Boston, Massachusetts (PRWEB) April 06, 2016
A master craftsman who immigrated to the United States from Norway in 1912, Peter Henrick Ness (1890-1976), constructed ship models from scratch. His rich seafaring family history helped to create a ship’s blueprint in his mind’s eye. From this blueprint Ness was able to apply accuracy to the replicas of ships he built with the use of sight and memory gained from his experience in the European trade.
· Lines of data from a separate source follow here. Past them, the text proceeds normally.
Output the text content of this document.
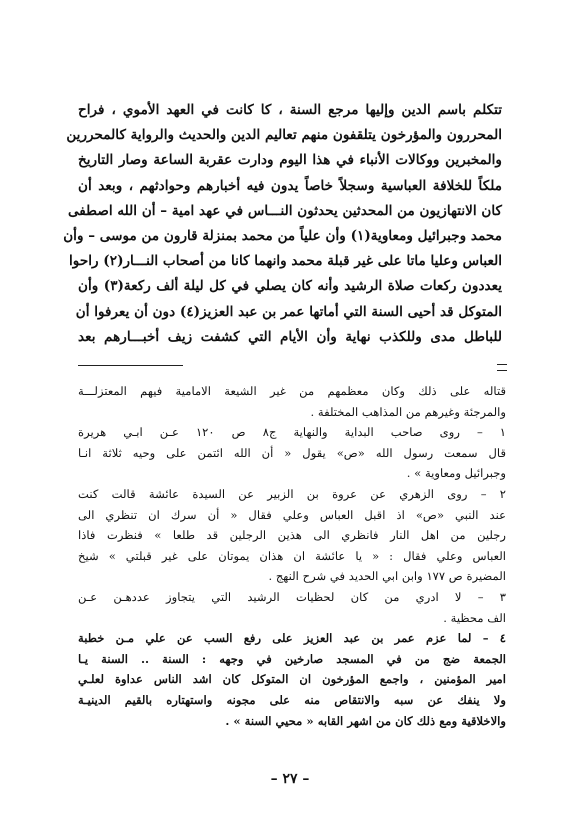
تتكلم باسم الدين وإليها مرجع السنة ، كا كانت في العهد الأموي ، فراح
المحررون والمؤرخون يتلقفون منهم تعاليم الدين والحديث والرواية كالمحررين
والمخبرين ووكالات الأنباء في هذا اليوم ودارت عقربة الساعة وصار التاريخ
ملكاً للخلافة العباسية وسجلاً خاصاً يدون فيه أخبارهم وحوادثهم ، وبعد أن
كان الانتهازيون من المحدثين يحدثون النـــاس في عهد امية – أن الله اصطفى
محمد وجبرائيل ومعاوية(١) وأن علياً من محمد بمنزلة قارون من موسى – وأن
العباس وعليا ماتا على غير قبلة محمد وانهما كانا من أصحاب النـــار(٢) راحوا
يعددون ركعات صلاة الرشيد وأنه كان يصلي في كل ليلة ألف ركعة(٣) وأن
المتوكل قد أحيى السنة التي أماتها عمر بن عبد العزيز(٤) دون أن يعرفوا أن
للباطل مدى وللكذب نهاية وأن الأيام التي كشفت زيف أخبـــارهم بعد
قتاله على ذلك وكان معظمهم من غير الشيعة الامامية فيهم المعتزلـــة
والمرجئة وغيرهم من المذاهب المختلفة .
١ – روى صاحب البداية والنهاية ج٨ ص ١٢٠ عـن ابـي هريرة
قال سمعت رسول الله «ص» يقول « أن الله ائتمن على وحيه ثلاثة انـا
وجبرائيل ومعاوية » .
٢ – روى الزهري عن عروة بن الزبير عن السيدة عائشة قالت كنت
عند النبي «ص» اذ اقبل العباس وعلي فقال « أن سرك ان تنظري الى
رجلين من اهل النار فانظري الى هذين الرجلين قد طلعا » فنظرت فاذا
العباس وعلي فقال : « يا عائشة ان هذان يموتان على غير قبلتي » شيخ
المضيرة ص ١٧٧ وابن ابي الحديد في شرح النهج .
٣ – لا ادري من كان لحظيات الرشيد التي يتجاوز عددهـن عـن
الف محظية .
٤ – لما عزم عمر بن عبد العزيز على رفع السب عن علي مـن خطبة
الجمعة ضج من في المسجد صارخين في وجهه : السنة .. السنة يـا
امير المؤمنين ، واجمع المؤرخون ان المتوكل كان اشد الناس عداوة لعلـي
ولا ينفك عن سبه والانتقاص منه على مجونه واستهتاره بالقيم الدينيـة
والاخلاقية ومع ذلك كان من اشهر القابه « محيي السنة » .
– ٢٧ –
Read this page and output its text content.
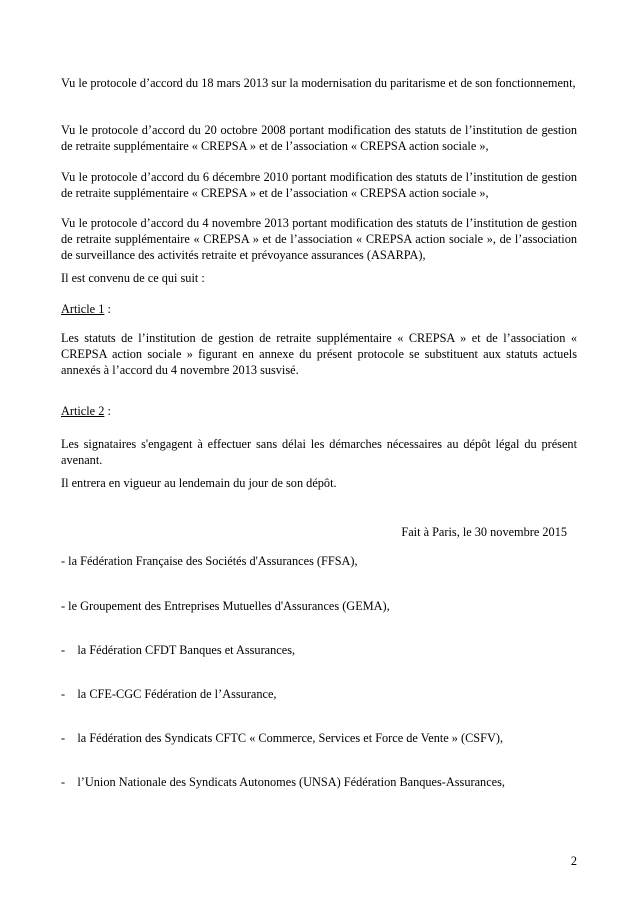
Vu le protocole d’accord du 18 mars 2013 sur la modernisation du paritarisme et de son fonctionnement,

Vu le protocole d’accord du 20 octobre 2008 portant modification des statuts de l’institution de gestion de retraite supplémentaire « CREPSA » et de l’association « CREPSA action sociale »,

Vu le protocole d’accord du 6 décembre 2010 portant modification des statuts de l’institution de gestion de retraite supplémentaire « CREPSA » et de l’association « CREPSA action sociale »,

Vu le protocole d’accord du 4 novembre 2013 portant modification des statuts de l’institution de gestion de retraite supplémentaire « CREPSA » et de l’association « CREPSA action sociale », de l’association de surveillance des activités retraite et prévoyance assurances (ASARPA),

Il est convenu de ce qui suit :

Article 1 :

Les statuts de l’institution de gestion de retraite supplémentaire « CREPSA » et de l’association « CREPSA action sociale » figurant en annexe du présent protocole se substituent aux statuts actuels annexés à l’accord du 4 novembre 2013 susvisé.

Article 2 :

Les signataires s'engagent à effectuer sans délai les démarches nécessaires au dépôt légal du présent avenant.

Il entrera en vigueur au lendemain du jour de son dépôt.

Fait à Paris, le 30 novembre 2015

- la Fédération Française des Sociétés d'Assurances (FFSA),

- le Groupement des Entreprises Mutuelles d'Assurances (GEMA),

-    la Fédération CFDT Banques et Assurances,

-    la CFE-CGC Fédération de l’Assurance,

-    la Fédération des Syndicats CFTC « Commerce, Services et Force de Vente » (CSFV),

-    l’Union Nationale des Syndicats Autonomes (UNSA) Fédération Banques-Assurances,

2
Ness is the endeared dean of ship model making. He fabricated his models in a manner that is reminiscent of exactly how these ships were built. Other craftsman in the art practiced a more general method of model making where the interpretation of the artist would be evident in the end result as well as a noted “fine tuning” of details meant for display or exhibition appeal. “Ness made the models as if they were mini ships. They were heavier and bulkier. If you look at the spars, for instance, they are thick and they taper less at the ends. He represented a ship and its hardware better than anyone”. Ness hand forged his own brass fittings such as the anchors, bells and wheels. He also properly used chain instead of cutting corners with string where a chain, perhaps connected to the anchor for example, might be displayed on a ship. Where the lines are rigged through the dead eyes of the model, Ness properly “served the cords” by wrapping the cords around the ratlines rather than the use of glue and other methods of securing the thread.
Ness specialized in ships built by Boston shipbuilder Donald McKay (1810-1880). McKay built the clipper Sovereign of the Seas which, in 1854, posted the fastest speed ever by a sailing ship - 22 knots. Many of Ness' models are in fixed exhibits inside the Smithsonian, Boston's Museum of Science and a whaler he built was displayed in the White House during the Roosevelt administration.
Boston Harbor Auctions has procured a collection of Peter Ness built ship models that will be auctioned at the Lannan Gallery in Boston on April 30th, 2016. The ship models include a gorgeous replica of “Old Ironsides”; the most famous American Navy ship, the USS Constitution, which docked in Charlestown across Boston Harbor from Ness’ home in East Boston. This entire model is built of varnished and carved hardwood with hand-forged brasses that include three anchors, rudder pintles and gudgeons, bell, stovepipe, mast bands and spar tips. The rigging is infinite and includes standing and running cords, clove-hitched ratlines, hand carved pulleys and deadeyes.
Other Ness models in the collection include The slave ship Fredericus Quartus of 1698. A Danish Naval ship, she was the largest ever built for that navy and one of the largest in the World of the day and began slave voyages to the Americas at the time of her launching and was one of the two ships largely responsible for the enslavement of Africans during the colonial period of Costa Rica. A beautifully executed model commissioned by a private resident in Canton, Massachusetts near the end of Ness’ model building tenure is the Sovereign of the Seas. The Sovereign of the Seas model shows exquisite detail in her unabbreviated and complex rigging cords and clove-hitched ratlines.
These models will be sold with a deeper collection of 53 amazing ship models, a 19th century figurehead from a ship, diving helmets and an astonishing array of gleaming polished nautical antiques and lighting. Chelsea Clocks, telescopes, original John Alden blueprints, marine paintings, engine order telegraphs, binnacles and the usual suspects.